Am Samstag, dem 12. Dezember 2015, fand im Dorfgemeinschaftshaus Homberg eine Einwohnerversammlung zum Thema
„Funktionale Aufwertung des Ortsmittelpunktes der Gemeinde Homberg unter Einbeziehung der vorhandenen Gebäude und Einrichtungen“ statt.

Diese komplizierte Umschreibung bezeichnet unser Projekt „Mehrgenerationenplatz“.
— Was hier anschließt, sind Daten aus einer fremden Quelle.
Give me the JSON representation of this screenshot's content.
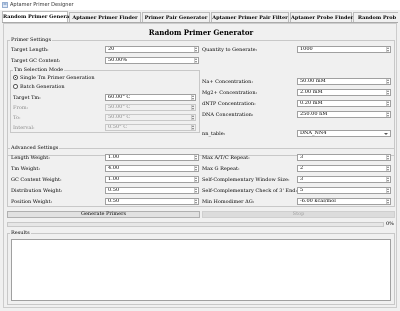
{
  "window": {
    "title": "Aptamer Primer Designer"
  },
  "tabs": [
    {
      "label": "Random Primer Generator",
      "active": true
    },
    {
      "label": "Aptamer Primer Finder",
      "active": false
    },
    {
      "label": "Primer Pair Generator",
      "active": false
    },
    {
      "label": "Aptamer Primer Pair Filter",
      "active": false
    },
    {
      "label": "Aptamer Probe Finder",
      "active": false
    },
    {
      "label": "Random Prob",
      "active": false
    }
  ],
  "page": {
    "heading": "Random Primer Generator"
  },
  "primer_settings": {
    "title": "Primer Settings",
    "target_length_label": "Target Length:",
    "target_length_value": "20",
    "quantity_label": "Quantity to Generate:",
    "quantity_value": "1000",
    "target_gc_label": "Target GC Content:",
    "target_gc_value": "50.00%"
  },
  "tm_mode": {
    "title": "Tm Selection Mode",
    "option_single": "Single Tm Primer Generation",
    "option_batch": "Batch Generation",
    "selected": "single",
    "target_tm_label": "Target Tm:",
    "target_tm_value": "60.00° C",
    "from_label": "From:",
    "from_value": "50.00° C",
    "to_label": "To:",
    "to_value": "50.00° C",
    "interval_label": "Interval:",
    "interval_value": "0.50° C"
  },
  "concentrations": {
    "na_label": "Na+ Concentration:",
    "na_value": "50.00 mM",
    "mg_label": "Mg2+ Concentration:",
    "mg_value": "2.00 mM",
    "dntp_label": "dNTP Concentration:",
    "dntp_value": "0.20 mM",
    "dna_label": "DNA Concentration:",
    "dna_value": "250.00 nM",
    "nn_table_label": "nn_table:",
    "nn_table_value": "DNA_NN4"
  },
  "advanced": {
    "title": "Advanced Settings",
    "length_weight_label": "Length Weight:",
    "length_weight_value": "1.00",
    "tm_weight_label": "Tm Weight:",
    "tm_weight_value": "4.00",
    "gc_weight_label": "GC Content Weight:",
    "gc_weight_value": "1.00",
    "distribution_weight_label": "Distribution Weight:",
    "distribution_weight_value": "0.50",
    "position_weight_label": "Position Weight:",
    "position_weight_value": "0.50",
    "max_at_label": "Max A/T/C Repeat:",
    "max_at_value": "3",
    "max_g_label": "Max G Repeat:",
    "max_g_value": "2",
    "self_comp_window_label": "Self-Complementary Window Size:",
    "self_comp_window_value": "3",
    "self_comp_3end_label": "Self-Complementary Check of 3' End:",
    "self_comp_3end_value": "5",
    "min_dg_label": "Min Homodimer ΔG:",
    "min_dg_value": "-6.00 kcal/mol"
  },
  "actions": {
    "generate_label": "Generate Primers",
    "stop_label": "Stop",
    "progress_text": "0%",
    "progress_fraction": 0
  },
  "results": {
    "title": "Results"
  }
}
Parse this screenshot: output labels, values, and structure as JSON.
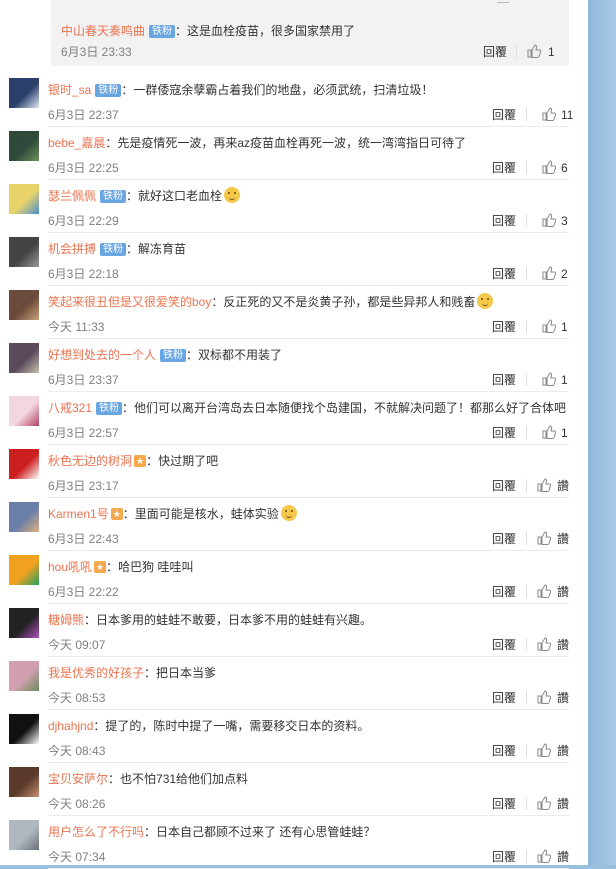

Im Gegensatz zur ersten Einwohnerversammlung zu diesem Thema fanden dieses Mal nur wenige Einwohnerinnen/Einwohner den Weg ins Dorfgemeinschaftshaus.
Dies ist sicher der Tatsache geschuldet, dass der Termin in der Adventszeit nicht gerade günstig gewählt war.
Da Weihnachten und Jahreswechsel uns jedoch eine „14-tägige Auszeit“ ohne Sitzungen bescheren, war die Wahl des Termins unumgänglich, da voraussichtlich bereits im Januar die Anträge gemäß des Förderprogramms „LEADER“ gestellt werden können.
Um die bislang erarbeitete Konzeption vorher noch den Einwohnern vorstellen zu können und deren Meinung dazu zu hören, war also Eile geboten.

Seit der ersten Einwohnerversammlung fanden mehrere Gemeinderatssitzungen statt, in denen sich mit dem Thema beschäftigt wurde. Unter Einbeziehung des beauftragten Architekten Thomas Schäfer und Herrn Frank Schönberger vom Bauamt der VG Rennerod wurden die in der ersten Einwohnerversammlung vorgebrachten Ideen gefiltert und in das Konzept sowie den dazugehörigen Plan eingearbeitet.
Dass hierbei nicht alle Ideen umgesetzt wurden, ist sicher nachzuvollziehen und erklärbar.
Im Rahmen eines Termins mit Herrn Braun von der Kreisverwaltung in Montabaur wurde diesem das Konzept und der Plan vorgestellt. Herr Braun bewertete die Darstellung sehr positiv und gab noch die eine oder andere Anregung.
Diese Anregungen wurden bis zur jetzigen Einwohnerversammlung in Konzept und Plan umgesetzt.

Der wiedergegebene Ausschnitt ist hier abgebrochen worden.